Foes of new restrictive voting laws approved by states claimed victory Monday in beating back many of the measures that could have prevented up to five million Americans from casting ballots in local, state, and presidential elections next week.
Updating an October 2011 report that sounded the alarm on the adverse impact of the new laws, New York University Law School’s Brennan Center for Justice reported Monday that “the dramatic national effort to restrict Americans’ voting rights was met with an equally dramatic pushback by courts, citizens, the Department of Justice, and farsighted public officials.”
As a result, “restrictions will affect far fewer than the 5 million citizens we predicted last year,” according to the updated report. “For the overwhelming majority of those whose rights were most at risk, the ability to vote will not be an issue on November 6th.”
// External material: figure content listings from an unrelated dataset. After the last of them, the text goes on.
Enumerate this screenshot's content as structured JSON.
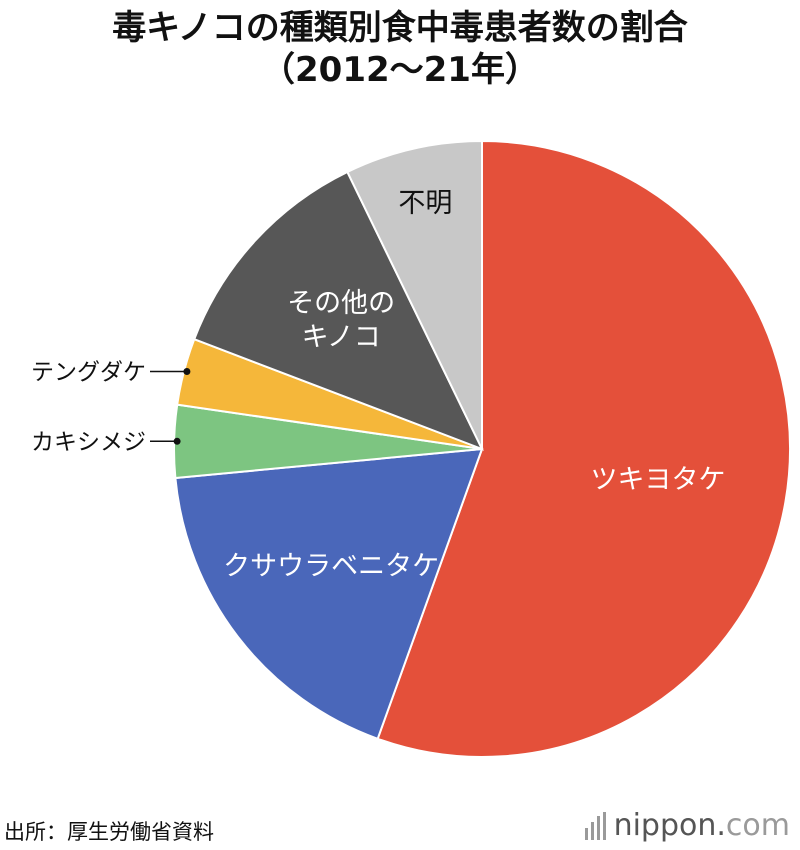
{
  "title": {
    "line1": "毒キノコの種類別食中毒患者数の割合",
    "line2": "（2012〜21年）"
  },
  "source": "出所：厚生労働省資料",
  "brand": {
    "name": "nippon",
    "dot": ".",
    "domain": "com",
    "logo": "bars-icon"
  },
  "chart_data": {
    "type": "pie",
    "title": "毒キノコの種類別食中毒患者数の割合（2012〜21年）",
    "start_angle": "12 o'clock",
    "direction": "clockwise",
    "unit": "share (%)",
    "slices": [
      {
        "label": "ツキヨタケ",
        "value": 55.5,
        "color": "#E4503A",
        "label_lines": [
          "ツキヨタケ"
        ],
        "label_placement": "inside"
      },
      {
        "label": "クサウラベニタケ",
        "value": 18.0,
        "color": "#4A67BA",
        "label_lines": [
          "クサウラベニタケ"
        ],
        "label_placement": "inside"
      },
      {
        "label": "カキシメジ",
        "value": 3.8,
        "color": "#7DC581",
        "label_lines": [
          "カキシメジ"
        ],
        "label_placement": "outside-left"
      },
      {
        "label": "テングダケ",
        "value": 3.5,
        "color": "#F5B73A",
        "label_lines": [
          "テングダケ"
        ],
        "label_placement": "outside-left"
      },
      {
        "label": "その他のキノコ",
        "value": 12.0,
        "color": "#575757",
        "label_lines": [
          "その他の",
          "キノコ"
        ],
        "label_placement": "inside"
      },
      {
        "label": "不明",
        "value": 7.2,
        "color": "#C8C8C8",
        "label_lines": [
          "不明"
        ],
        "label_placement": "inside",
        "label_dark": true
      }
    ]
  }
}
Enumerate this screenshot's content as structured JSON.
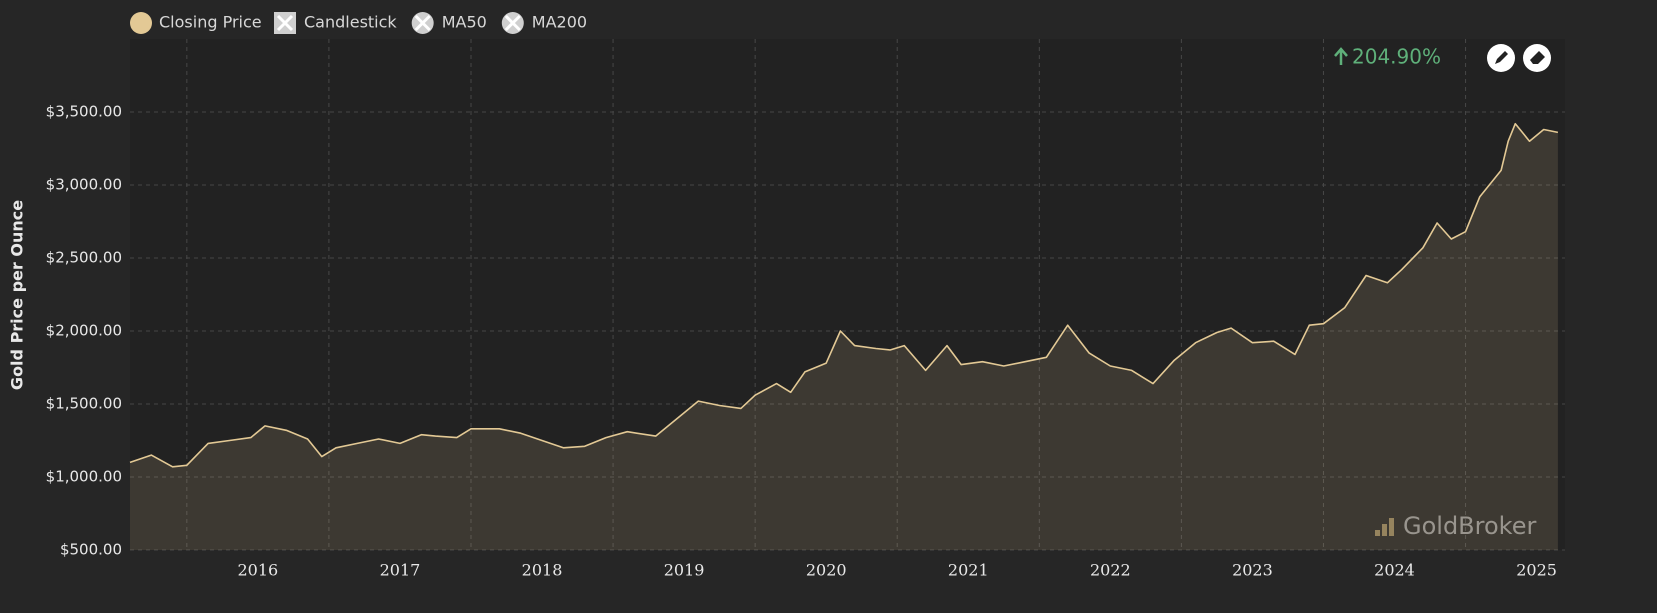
{
  "chart_data": {
    "type": "area",
    "y_label": "Gold Price per Ounce",
    "annotation": "204.90%",
    "watermark": "GoldBroker",
    "toggles": [
      "Candlestick",
      "MA50",
      "MA200"
    ],
    "xlim": [
      2015.6,
      2025.7
    ],
    "xticks": [
      2016,
      2017,
      2018,
      2019,
      2020,
      2021,
      2022,
      2023,
      2024,
      2025
    ],
    "ylim": [
      500,
      4000
    ],
    "yticks": [
      {
        "value": 500,
        "label": "$500.00"
      },
      {
        "value": 1000,
        "label": "$1,000.00"
      },
      {
        "value": 1500,
        "label": "$1,500.00"
      },
      {
        "value": 2000,
        "label": "$2,000.00"
      },
      {
        "value": 2500,
        "label": "$2,500.00"
      },
      {
        "value": 3000,
        "label": "$3,000.00"
      },
      {
        "value": 3500,
        "label": "$3,500.00"
      }
    ],
    "grid": true,
    "x": [
      2015.6,
      2015.75,
      2015.9,
      2016.0,
      2016.15,
      2016.3,
      2016.45,
      2016.55,
      2016.7,
      2016.85,
      2016.95,
      2017.05,
      2017.2,
      2017.35,
      2017.5,
      2017.65,
      2017.75,
      2017.9,
      2018.0,
      2018.2,
      2018.35,
      2018.5,
      2018.65,
      2018.8,
      2018.95,
      2019.1,
      2019.3,
      2019.45,
      2019.6,
      2019.75,
      2019.9,
      2020.0,
      2020.15,
      2020.25,
      2020.35,
      2020.5,
      2020.6,
      2020.7,
      2020.85,
      2020.95,
      2021.05,
      2021.2,
      2021.35,
      2021.45,
      2021.6,
      2021.75,
      2021.9,
      2022.05,
      2022.2,
      2022.35,
      2022.5,
      2022.65,
      2022.8,
      2022.95,
      2023.1,
      2023.25,
      2023.35,
      2023.5,
      2023.65,
      2023.8,
      2023.9,
      2024.0,
      2024.15,
      2024.3,
      2024.45,
      2024.55,
      2024.7,
      2024.8,
      2024.9,
      2025.0,
      2025.1,
      2025.25,
      2025.3,
      2025.35,
      2025.45,
      2025.55,
      2025.65
    ],
    "series": [
      {
        "name": "Closing Price",
        "color": "#e3c995",
        "values": [
          1100,
          1150,
          1070,
          1080,
          1230,
          1250,
          1270,
          1350,
          1320,
          1260,
          1140,
          1200,
          1230,
          1260,
          1230,
          1290,
          1280,
          1270,
          1330,
          1330,
          1300,
          1250,
          1200,
          1210,
          1270,
          1310,
          1280,
          1400,
          1520,
          1490,
          1470,
          1560,
          1640,
          1580,
          1720,
          1780,
          2000,
          1900,
          1880,
          1870,
          1900,
          1730,
          1900,
          1770,
          1790,
          1760,
          1790,
          1820,
          2040,
          1850,
          1760,
          1730,
          1640,
          1800,
          1920,
          1990,
          2020,
          1920,
          1930,
          1840,
          2040,
          2050,
          2160,
          2380,
          2330,
          2420,
          2570,
          2740,
          2630,
          2680,
          2920,
          3100,
          3300,
          3420,
          3300,
          3380,
          3360
        ]
      }
    ]
  }
}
The new report states that “Strikingly, nearly all the worst new laws to cut back on voting have been blocked, blunted, repealed, or postponed. Laws in 14 states were reversed or weakened.”
Since January 2011, at least 180 bills were introduced in 41 states to make voting more restrictive, according to the Brennan Center. Of the 180 bills, 25 new laws were adopted and two executive orders were issued in 19 states. Combined, the states involved accounted for 231 electoral votes, 85 percent of what’s needed to win the presidency.
Advocates of the new laws say they are needed to protect the sanctity of the vote and to guard against fraud, although none of the states that faced court challenges – Texas, South Carolina, Pennsylvania – could point to a single case of in-person voter fraud out of millions of ballots cast over a course of years.
Opponents of the new laws contend the measures are about suppressing the votes of black, Hispanic, young and elderly people, folks who tend to support President Barack Obama and other Democratic candidates.
Voting rights activists warn that having beat back some of these laws doesn’t signal the end of the battle over voting rights and voting access. Brennan Center officials, along with civil rights and civil liberties activists, fully expect Republican-controlled state legislatures and governments to re-introduce voting access bills to require people to show government-approved photo identification to register or vote and to reduce or eliminate early voting periods.
Meanwhile, voting laws that were passed but blocked, like Pennsylvania’s and Wisconsin’s, are headed to court. The U.S. Supreme Court will likely hear two cases that could adversely impact voter protections. The justices will also likely hear a legal challenge to Section 5 of the Voting Rights Act.
Still, new voting law opponents rejoiced in what they’ve accomplished so far this election year.
“In the end, the bulk of the most onerous laws that would have made it harder for Americans to vote will not be in place for the 2012 elections,” the Brennan Center report said. “Of particular note, most of the voting restrictions adopted in swing states will not be in effect in 2012. “By and large, voters have won the battle over voting rights in 2012.”
Indeed, the victory was sweeping and dramatic. For example, federal judges blocked implementation of voter photo ID laws in South Carolina and Texas. State judges in Pennsylvania said the Republican-controlled government could not implement its photo ID law this election. In Ohio, Obama’s re-election campaign won a challenge to extend early voting in that critical state to beyond military personnel and their families.
In Florida, a judge squashed a provision in that state’s voting laws that made it difficult for third-party groups like the League of Women Voters and Rock the Vote to conduct registration drives. New Hampshire’s Democratic governor vetoed a voting law passed by the state’s GOP-controlled legislature that would have made it tough for college students and new state residents to register and vote. And Michigan’s Republican governor vetoed a proposal to broaden a photo ID law already on the books.